SQL MP 7.0.32.0 brings new features and security requirements

We recently released the SQL MP 7.0.32.0 available here:  Download

This MP brings some features requested by users, but also will require updating the security configuration on all your SQL servers to support these features.

 
What’s New
  • Added a new exclude list option for the “SQL Server Agent Job” discovery
  • Updated the “Database Status” monitor. Added a new override ‘Disable if Availability Group is offline’ to avoid false positives in high-availability environments
  • Updated the “Database Backup Status” monitor. Added a new override ‘Track Availability Group Backup Preferences’ to instruct the monitor to track the backup location configured in the Availability Group backup preferences
  • Updated override for the “Service Principal Name Configuration Status” monitor. The ‘Interval’ value is now set to 3600 (1 hour) to avoid an alert storm in multiple domain controller environments
  • Updated overrides for the “WMI Health State” monitor. The ‘Interval’ value is now set to 3600 (1 hour) and the ‘Samples count’ value is set to 2
  • Updated the “Virtual Log File Count” monitor. Now it uses the ‘sys.dm_db_log_info’ view instead of DBCC on SQL Server 2016 and higher
  • Renamed some Dashboard tiles
  • Added new rules targeted to the SQL Server Agent Job: “SQL Server Agent Job Duration Alert Rule” and “SQL Server Agent Job Duration” performance rule
  • Updated the following space related discoveries: “DB Filegroups”, “DB Files”, “Transaction Log File”, “FILESTREAM Filegroups”, “Memory-Optimized Data Filegroup”, and “Memory-Optimized Data Filegroup Containers”. Now they are disabled by default to reduce the load on the environment
  • Updated the “Summary Dashboard” views. Now they also contain tiles for the SQL Server Integration Services
  • Updated the “Product Version Compliance” monitor with the most recent version of the public updates for SQL Server
  • Updated display strings
Bug Fixes
  • Fixed an issue with continuous login attempts from passive SQL Server cluster node after the failover
  • Fixed an issue with the failing “SQL Server Agent Jobs” discovery in cases of unsupported ASCII characters in job names—added proper error handling
  • Fixed performance data collection for SQL Server DB Engines with Latin1_General_CP850_BIN collations
  • Fixed an issue with the incorrect alert name for the “LOG Free Space Left” monitor
  • Fixed an issue with the “Blocking Sessions” monitor that was enabled by default
  • Fixed an issue with the lost ‘Timeout’ override for the “WMI Health State” monitor
  • Fixed an issue with the wrong alert parameter reference in the “Summary Dashboard” view tiles

 

The new feature of being able to filter the Agent Job discovery by name, does bring some new security requirements for your action account in the Low Priv model (a best practice).  Specifically:

USE [msdb]

GO

GRANT EXECUTE ON SQLAGENT_SUSER_SNAME TO [LowPrivAccount]

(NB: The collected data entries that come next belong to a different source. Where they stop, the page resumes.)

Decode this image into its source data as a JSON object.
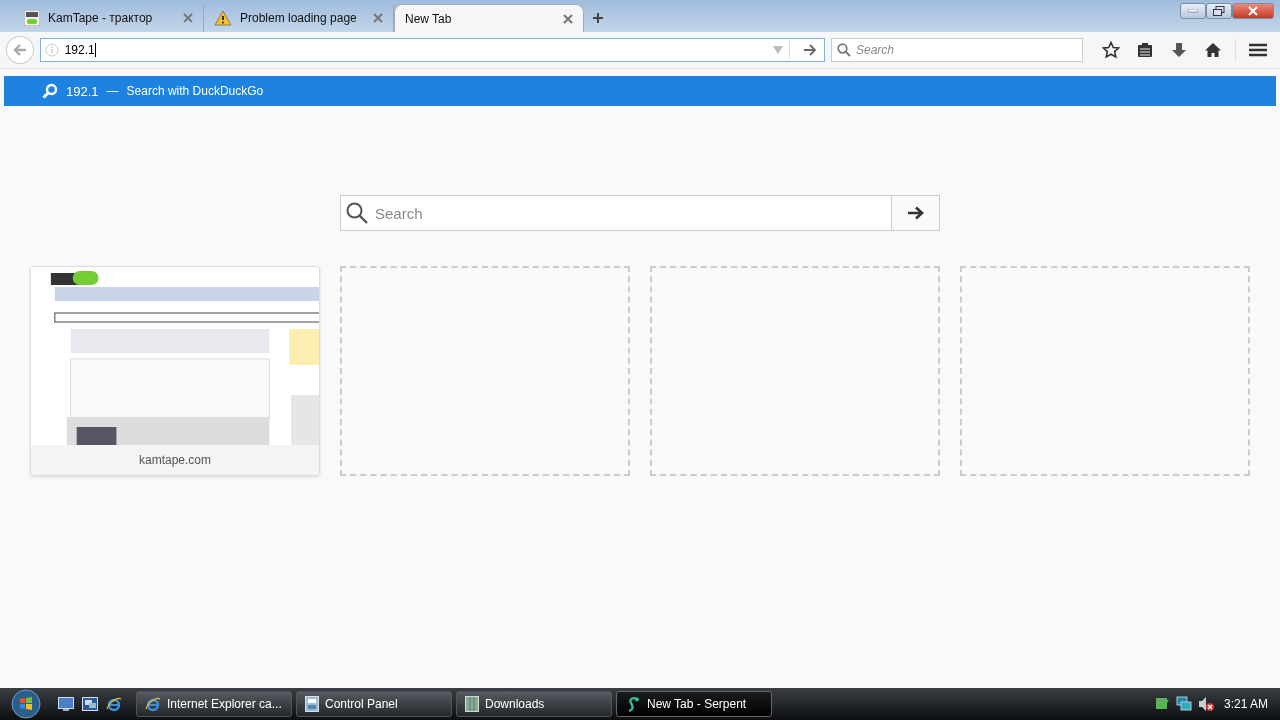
{
  "tabs": [
    {
      "title": "KamTape - трактор",
      "selected": false
    },
    {
      "title": "Problem loading page",
      "selected": false
    },
    {
      "title": "New Tab",
      "selected": true
    }
  ],
  "url_bar": {
    "value": "192.1"
  },
  "search_bar": {
    "placeholder": "Search"
  },
  "suggestion": {
    "query": "192.1",
    "separator": "—",
    "action": "Search with DuckDuckGo",
    "selected": true
  },
  "page_search": {
    "placeholder": "Search"
  },
  "tiles": [
    {
      "kind": "site",
      "label": "kamtape.com"
    },
    {
      "kind": "empty"
    },
    {
      "kind": "empty"
    },
    {
      "kind": "empty"
    }
  ],
  "taskbar": {
    "items": [
      {
        "label": "Internet Explorer ca...",
        "selected": false
      },
      {
        "label": "Control Panel",
        "selected": false
      },
      {
        "label": "Downloads",
        "selected": false
      },
      {
        "label": "New Tab - Serpent",
        "selected": true
      }
    ],
    "clock": "3:21 AM"
  }
}
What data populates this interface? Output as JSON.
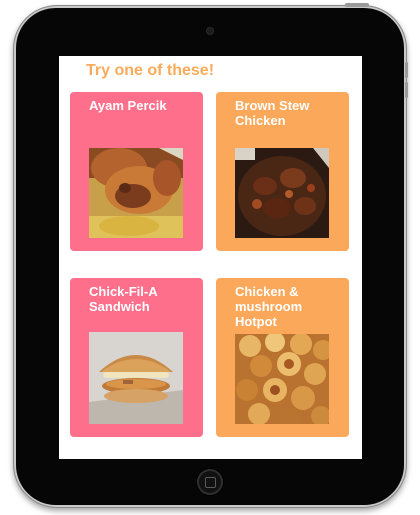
{
  "screen": {
    "title": "Try one of these!"
  },
  "recipes": [
    {
      "name": "Ayam Percik",
      "color": "#fe6f8b",
      "image_icon": "ayam-percik-photo"
    },
    {
      "name": "Brown Stew Chicken",
      "color": "#fca85a",
      "image_icon": "brown-stew-chicken-photo"
    },
    {
      "name": "Chick-Fil-A Sandwich",
      "color": "#fe6f8b",
      "image_icon": "chick-fil-a-sandwich-photo"
    },
    {
      "name": "Chicken & mushroom Hotpot",
      "color": "#fca85a",
      "image_icon": "chicken-mushroom-hotpot-photo"
    }
  ],
  "colors": {
    "title": "#f8ab5b",
    "card_pink": "#fe6f8b",
    "card_orange": "#fca85a",
    "device_bezel": "#060606"
  }
}
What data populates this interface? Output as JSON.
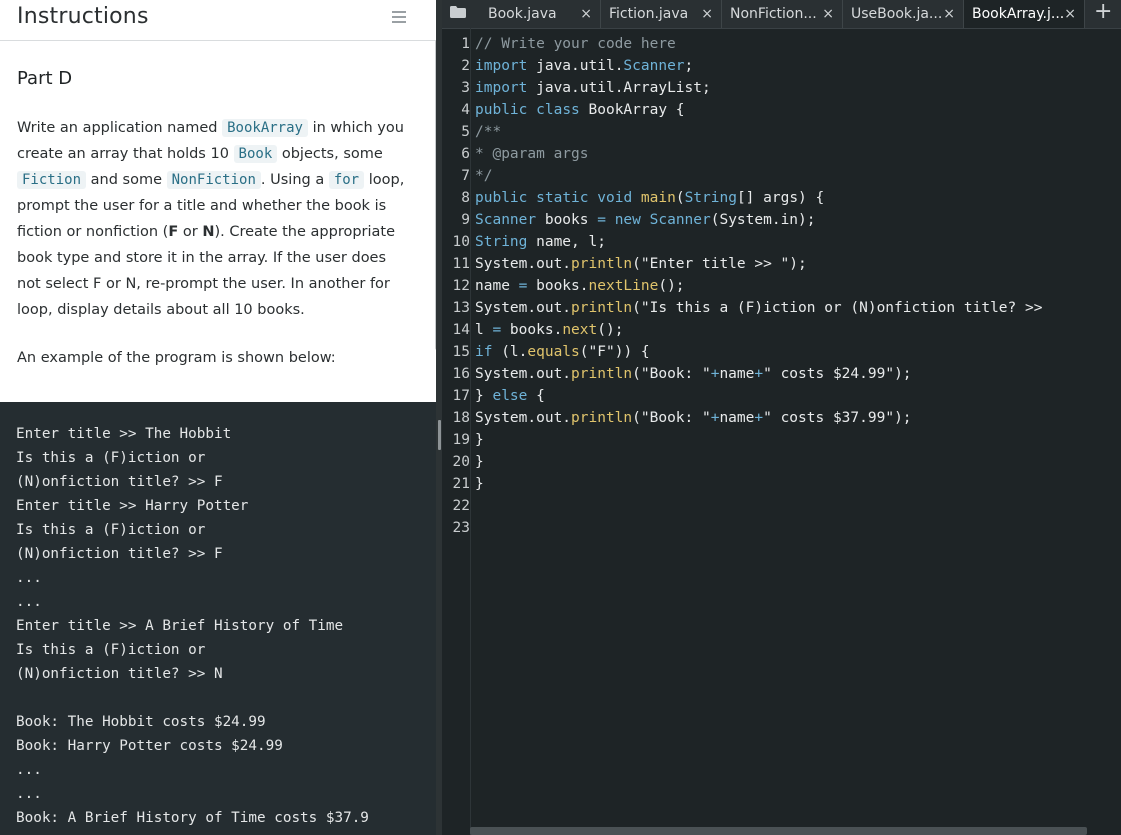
{
  "instructions": {
    "header_title": "Instructions",
    "part_title": "Part D",
    "desc": {
      "t1": "Write an application named ",
      "c1": "BookArray",
      "t2": " in which you create an array that holds 10 ",
      "c2": "Book",
      "t3": " objects, some ",
      "c3": "Fiction",
      "t4": " and some ",
      "c4": "NonFiction",
      "t5": ". Using a ",
      "c5": "for",
      "t6": " loop, prompt the user for a title and whether the book is fiction or nonfiction (",
      "b1": "F",
      "t7": " or ",
      "b2": "N",
      "t8": "). Create the appropriate book type and store it in the array. If the user does not select F or N, re-prompt the user. In another for loop, display details about all 10 books."
    },
    "example_intro": "An example of the program is shown below:",
    "example_output": [
      "Enter title >> The Hobbit",
      "Is this a (F)iction or",
      "(N)onfiction title? >> F",
      "Enter title >> Harry Potter",
      "Is this a (F)iction or",
      "(N)onfiction title? >> F",
      "...",
      "...",
      "Enter title >> A Brief History of Time",
      "Is this a (F)iction or",
      "(N)onfiction title? >> N",
      "",
      "Book: The Hobbit costs $24.99",
      "Book: Harry Potter costs $24.99",
      "...",
      "...",
      "Book: A Brief History of Time costs $37.9"
    ]
  },
  "editor": {
    "tabs": [
      {
        "label": "Book.java",
        "close": "×",
        "active": false
      },
      {
        "label": "Fiction.java",
        "close": "×",
        "active": false
      },
      {
        "label": "NonFiction...",
        "close": "×",
        "active": false
      },
      {
        "label": "UseBook.ja...",
        "close": "×",
        "active": false
      },
      {
        "label": "BookArray.j...",
        "close": "×",
        "active": true
      }
    ],
    "add_tab": "+",
    "line_numbers": [
      "1",
      "2",
      "3",
      "4",
      "5",
      "6",
      "7",
      "8",
      "9",
      "10",
      "11",
      "12",
      "13",
      "14",
      "15",
      "16",
      "17",
      "18",
      "19",
      "20",
      "21",
      "22",
      "23"
    ],
    "code_lines": [
      "// Write your code here",
      "import java.util.Scanner;",
      "import java.util.ArrayList;",
      "public class BookArray {",
      "/**",
      "* @param args",
      "*/",
      "public static void main(String[] args) {",
      "Scanner books = new Scanner(System.in);",
      "String name, l;",
      "System.out.println(\"Enter title >> \");",
      "name = books.nextLine();",
      "System.out.println(\"Is this a (F)iction or (N)onfiction title? >> ",
      "l = books.next();",
      "if (l.equals(\"F\")) {",
      "System.out.println(\"Book: \"+name+\" costs $24.99\");",
      "} else {",
      "System.out.println(\"Book: \"+name+\" costs $37.99\");",
      "}",
      "}",
      "}",
      "",
      ""
    ]
  }
}
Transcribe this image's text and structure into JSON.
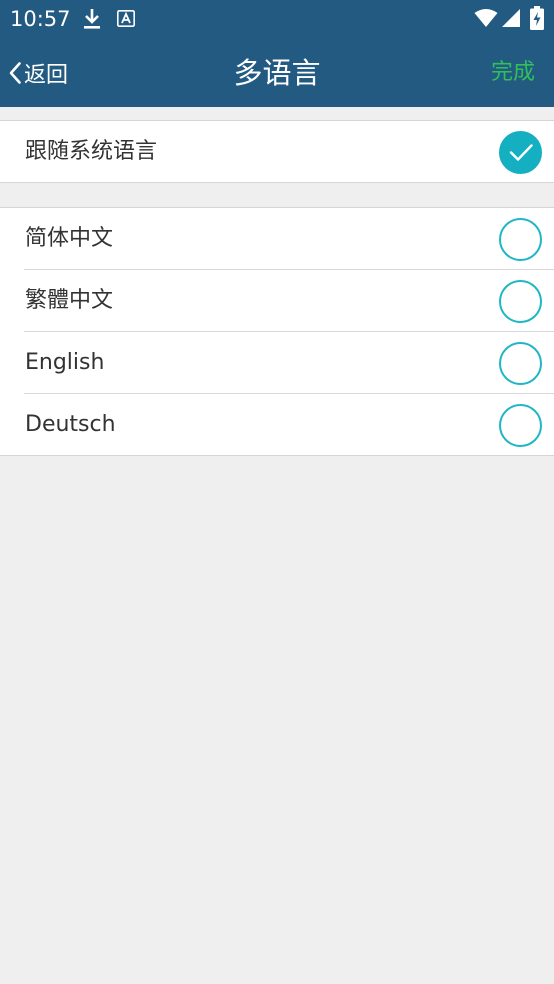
{
  "status_bar": {
    "time": "10:57",
    "icons": [
      "download-icon",
      "font-app-icon",
      "wifi-icon",
      "cellular-signal-icon",
      "battery-charging-icon"
    ]
  },
  "navbar": {
    "back_label": "返回",
    "title": "多语言",
    "done_label": "完成"
  },
  "follow_system": {
    "label": "跟随系统语言",
    "selected": true
  },
  "languages": [
    {
      "label": "简体中文",
      "selected": false
    },
    {
      "label": "繁體中文",
      "selected": false
    },
    {
      "label": "English",
      "selected": false
    },
    {
      "label": "Deutsch",
      "selected": false
    }
  ],
  "colors": {
    "header_bg": "#235a82",
    "done_text": "#2fc05a",
    "check_accent": "#14b0c2",
    "page_bg": "#efefef"
  }
}
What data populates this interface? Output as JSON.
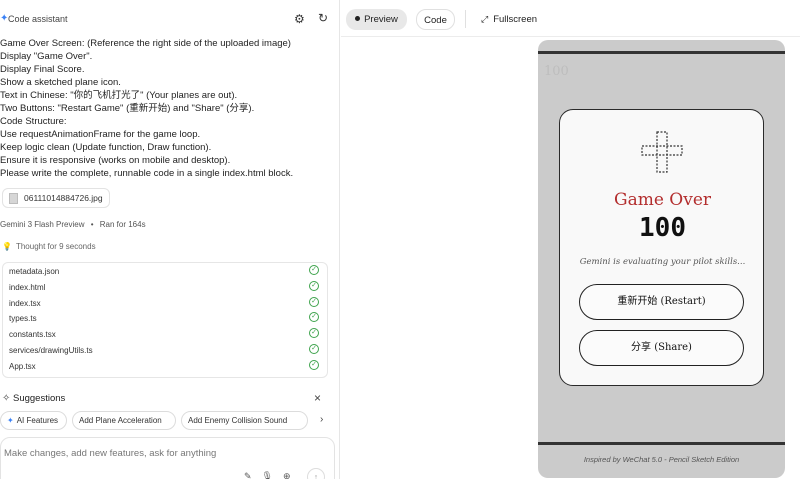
{
  "left_panel": {
    "title": "Code assistant",
    "prompt_lines": [
      "Game Over Screen: (Reference the right side of the uploaded image)",
      "Display \"Game Over\".",
      "Display Final Score.",
      "Show a sketched plane icon.",
      "Text in Chinese: \"你的飞机打光了\" (Your planes are out).",
      "Two Buttons: \"Restart Game\" (重新开始) and \"Share\" (分享).",
      "Code Structure:",
      "Use requestAnimationFrame for the game loop.",
      "Keep logic clean (Update function, Draw function).",
      "Ensure it is responsive (works on mobile and desktop).",
      "Please write the complete, runnable code in a single index.html block."
    ],
    "attachment": "06111014884726.jpg",
    "model": "Gemini 3 Flash Preview",
    "ran_for": "Ran for 164s",
    "thought": "Thought for 9 seconds",
    "files": [
      "metadata.json",
      "index.html",
      "index.tsx",
      "types.ts",
      "constants.tsx",
      "services/drawingUtils.ts",
      "App.tsx"
    ],
    "suggestions_label": "Suggestions",
    "suggestions": [
      "AI Features",
      "Add Plane Acceleration",
      "Add Enemy Collision Sound"
    ],
    "input_placeholder": "Make changes, add new features, ask for anything"
  },
  "right_panel": {
    "tabs": {
      "preview": "Preview",
      "code": "Code",
      "fullscreen": "Fullscreen"
    },
    "background_score": "100",
    "game_over_title": "Game Over",
    "final_score": "100",
    "evaluating_text": "Gemini is evaluating your pilot skills...",
    "restart_button": "重新开始 (Restart)",
    "share_button": "分享 (Share)",
    "footer": "Inspired by WeChat 5.0 - Pencil Sketch Edition"
  },
  "colors": {
    "accent": "#3b82f6",
    "title_red": "#b32e2e",
    "success": "#3fa34d"
  }
}
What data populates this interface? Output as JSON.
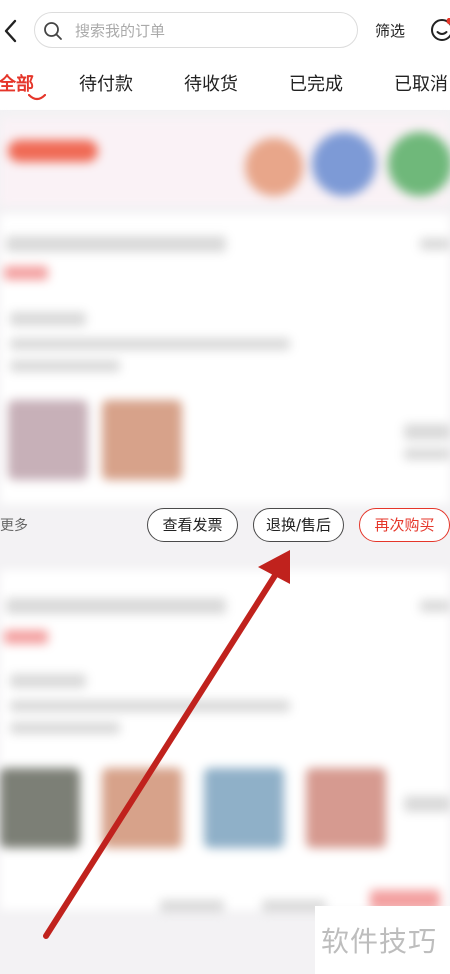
{
  "header": {
    "search_placeholder": "搜索我的订单",
    "filter_label": "筛选"
  },
  "tabs": [
    {
      "label": "全部",
      "active": true
    },
    {
      "label": "待付款"
    },
    {
      "label": "待收货"
    },
    {
      "label": "已完成"
    },
    {
      "label": "已取消"
    }
  ],
  "order": {
    "more_label": "更多",
    "actions": {
      "invoice": "查看发票",
      "return": "退换/售后",
      "rebuy": "再次购买"
    }
  },
  "watermark": "软件技巧",
  "colors": {
    "accent": "#e5362a",
    "arrow": "#c0221d"
  }
}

GRANT SELECT ON sysjobs_view TO [LowPrivAccount]

GRANT SELECT ON syscategories TO [LowPrivAccount]

I have added these to the updated 7.0.32.0 version of the SQL RunAs Config Addendum:

SQL MP Run As Accounts – NO LONGER REQUIRED

GitHub Download

If you do not make these changes, the SQL agent job discovery will start failing and you will see alerts in SCOM:

MSSQL on Windows: Discovery error

Management Group: “OM”
Module: Microsoft.SQLServer.Windows.Module.Discovery.Discoveries.AgentJobDiscovery
Version: 7.0.32.0
Error(s) was(were) occurred:
Message: An error occurred during discovery.

———- Exception: ———-
Exception Type: System.Data.SqlClient.SqlException
Message: The EXECUTE permission was denied on the object ‘SQLAGENT_SUSER_SNAME’, database ‘msdb’, schema ‘dbo’.
Number: 229
Source: .Net SqlClient Data Provider

 

 

SQL Agent Job Discovery

SQL Agent Jobs are not discovered by default.  We monitor SQL Agent Jobs through the SQL Agent object out of the box.  Sometimes customers wish to monitor each job separately and want different settings on a per-job basis.  I explain this process in detail here:  Monitoring SQL Agent Jobs in SCOM – Kevin Holman’s Blog

In this updated MP, there is a new override-able parameter that allows further filtering of SQL Agent Jobs.

The discovery is named “MSSQL on Windows: Discover SQL Server Agent Jobs”.

image

 

The new override parameter is named “Exclude List”

image

 

Here is the description:

Parameter Description:
A comma-separated list of SQL Server agent jobs that must be excluded from discovery. Use a wildcard character ‘*’ to exclude all agent jobs. Otherwise, use conditions like ‘*_test’ to exclude agent jobs, the names of which end with _test, ‘Test*’ to exclude agent jobs, the names of which start with Test, or a ‘*test*’ condition to exclude agent jobs that have a test entry in any part of the job’s name.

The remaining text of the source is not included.